Returns: Simplified Latin transcription as a string.

def simplephone

def simplephone(text: str, glue: str = " ", sep: str = string.whitespace) -> str | None
  • Converts a string to a simple, language-agnostic phonetic code.
  • Inspired by Caverphone, Soundex, and Kölner Phonetik.
  • Ignores spaces, strips non-alphabetic characters, and normalizes similar sounds.

Parameters: - text: Input string consisting of latin characters. - glue: Separator for joining words (default: space). - sep: Characters to treat as word separators (default: whitespace).
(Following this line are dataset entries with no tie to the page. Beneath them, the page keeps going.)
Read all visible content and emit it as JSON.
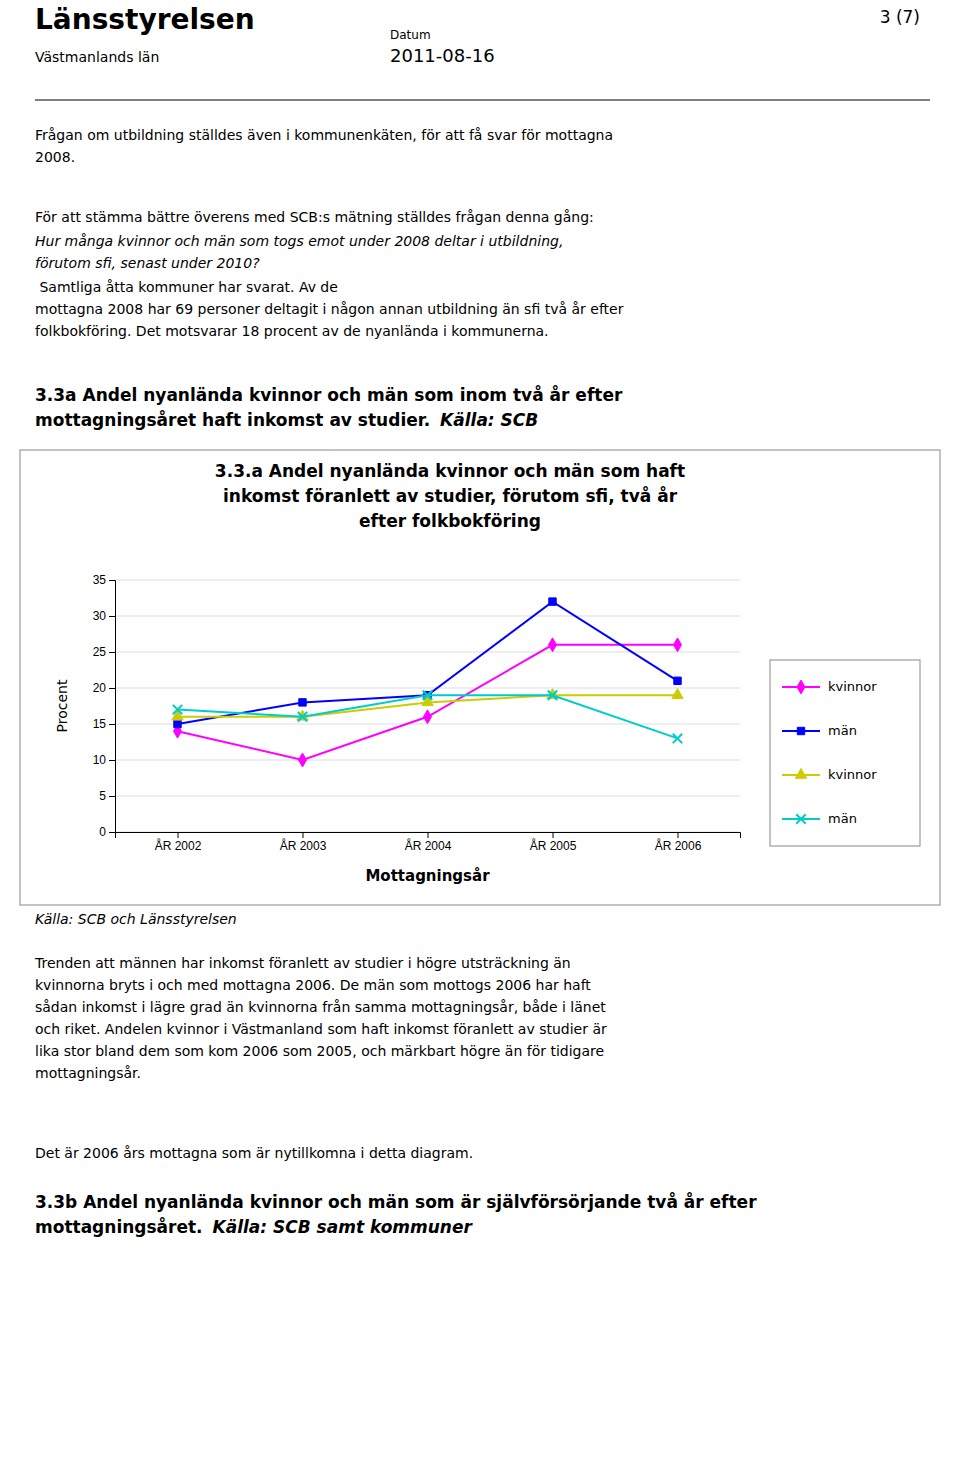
{
  "chart_data": {
    "type": "line",
    "title": "3.3.a Andel nyanlända kvinnor och män som haft\ninkomst föranlett av studier, förutom sfi, två år\nefter folkbokföring",
    "x_label": "Mottagningsår",
    "y_label": "Procent",
    "categories": [
      "ÅR 2002",
      "ÅR 2003",
      "ÅR 2004",
      "ÅR 2005",
      "ÅR 2006"
    ],
    "series": [
      {
        "name": "kvinnor",
        "color": "#FF00FF",
        "marker": "diamond",
        "values": [
          14,
          10,
          16,
          26,
          26
        ]
      },
      {
        "name": "män",
        "color": "#0000FF",
        "marker": "square",
        "values": [
          15,
          18,
          19,
          32,
          21
        ]
      },
      {
        "name": "kvinnor",
        "color": "#CCCC00",
        "marker": "triangle",
        "values": [
          16,
          16,
          18,
          19,
          19
        ]
      },
      {
        "name": "män",
        "color": "#00CCCC",
        "marker": "x",
        "values": [
          17,
          16,
          19,
          19,
          13
        ]
      }
    ],
    "ylim": [
      0,
      35
    ],
    "yticks": [
      0,
      5,
      10,
      15,
      20,
      25,
      30,
      35
    ],
    "grid": true,
    "legend": "right"
  },
  "page": {
    "header_title": "Länsstyrelsen",
    "header_subtitle": "Västmanlands län",
    "header_page": "3 (7)",
    "header_datum_label": "Datum",
    "header_datum": "2011-08-16",
    "para1": "Frågan om utbildning ställdes även i kommunenkäten, för att få svar för mottagna\n2008.",
    "para2_normal": "För att stämma bättre överens med SCB:s mätning ställdes frågan denna gång:",
    "para2_italic": "Hur många kvinnor och män som togs emot under 2008 deltar i utbildning,\nförutom sfi, senast under 2010?",
    "para2_rest": " Samtliga åtta kommuner har svarat. Av de\nmottagna 2008 har 69 personer deltagit i någon annan utbildning än sfi två år efter\nfolkbokföring. Det motsvarar 18 procent av de nyanlända i kommunerna.",
    "section_heading": "3.3a Andel nyanlända kvinnor och män som inom två år efter\nmottagningsåret haft inkomst av studier. ",
    "section_heading_italic": "Källa: SCB",
    "source_italic": "Källa: SCB och Länsstyrelsen",
    "para3": "Trenden att männen har inkomst föranlett av studier i högre utsträckning än\nkvinnorna bryts i och med mottagna 2006. De män som mottogs 2006 har haft\nsådan inkomst i lägre grad än kvinnorna från samma mottagningsår, både i länet\noch riket. Andelen kvinnor i Västmanland som haft inkomst föranlett av studier är\nlika stor bland dem som kom 2006 som 2005, och märkbart högre än för tidigare\nmottagningsår.",
    "para4": "Det är 2006 års mottagna som är nytillkomna i detta diagram.",
    "section2_bold": "3.3b Andel nyanlända kvinnor och män som är självförsörjande två år efter\nmottagningsåret. ",
    "section2_italic": "Källa: SCB samt kommuner"
  }
}
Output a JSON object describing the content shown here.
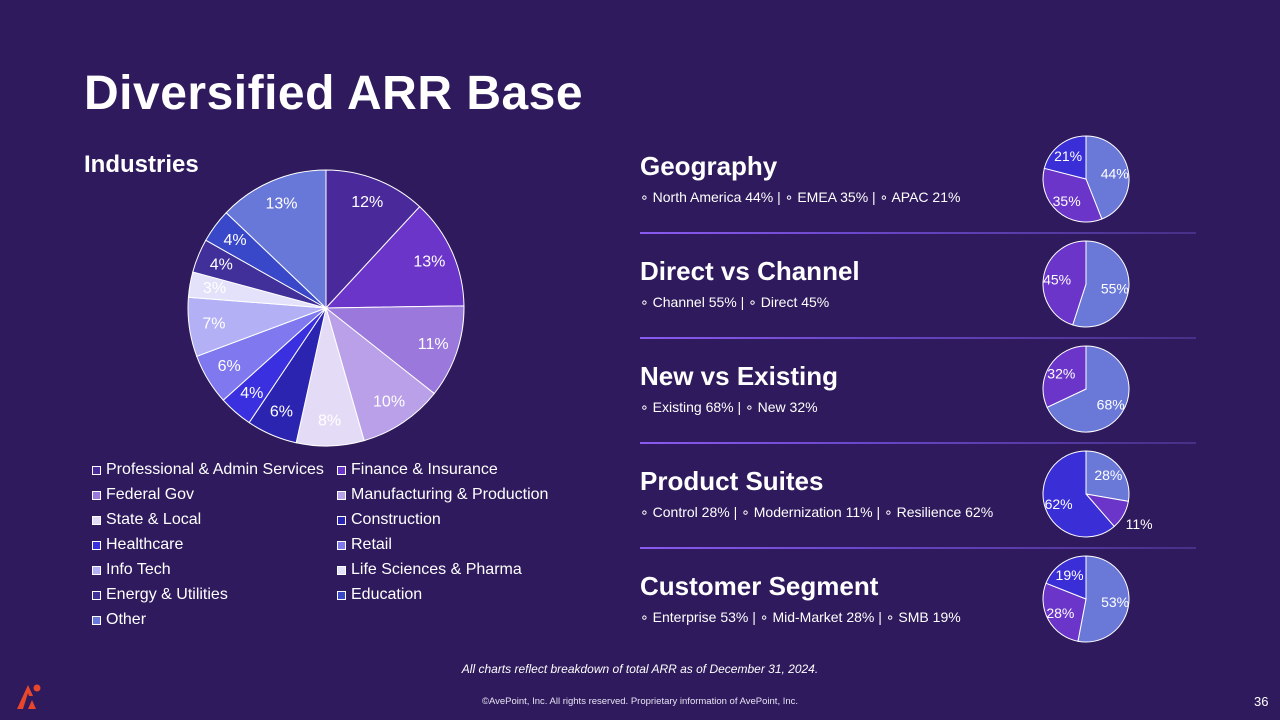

Returns: Simplephone code as a string, or None if input is empty.

Typical Usage Pattern

For best fuzzy matching (especially cross-language), use both together:

# For English input
a = simplephone(transcription("Linkin Park", "en"))  # → "LNKNPARK"

# For Ukrainian input
b = simplephone(transcription("Лінкін Парк", "uk"))  # → "LNKNPARK"

a == b # True

This enables matching names and words across different languages and spellings.

More fuzzyness

For even more fuzzyness, consider using the levenshtein distance with the default proximity graph for simplephone (SIMPLEPHONE_PROXIMITY_GRAPH). For details see STARK's Levenshtein implementation

Notes

  • transcription requires espeak-ng installed on your system.
  • These functions are used internally by the Dictionary Tool for phonetic and fuzzy lookup.
  • For more details, see the source code or use your IDE's autocomplete.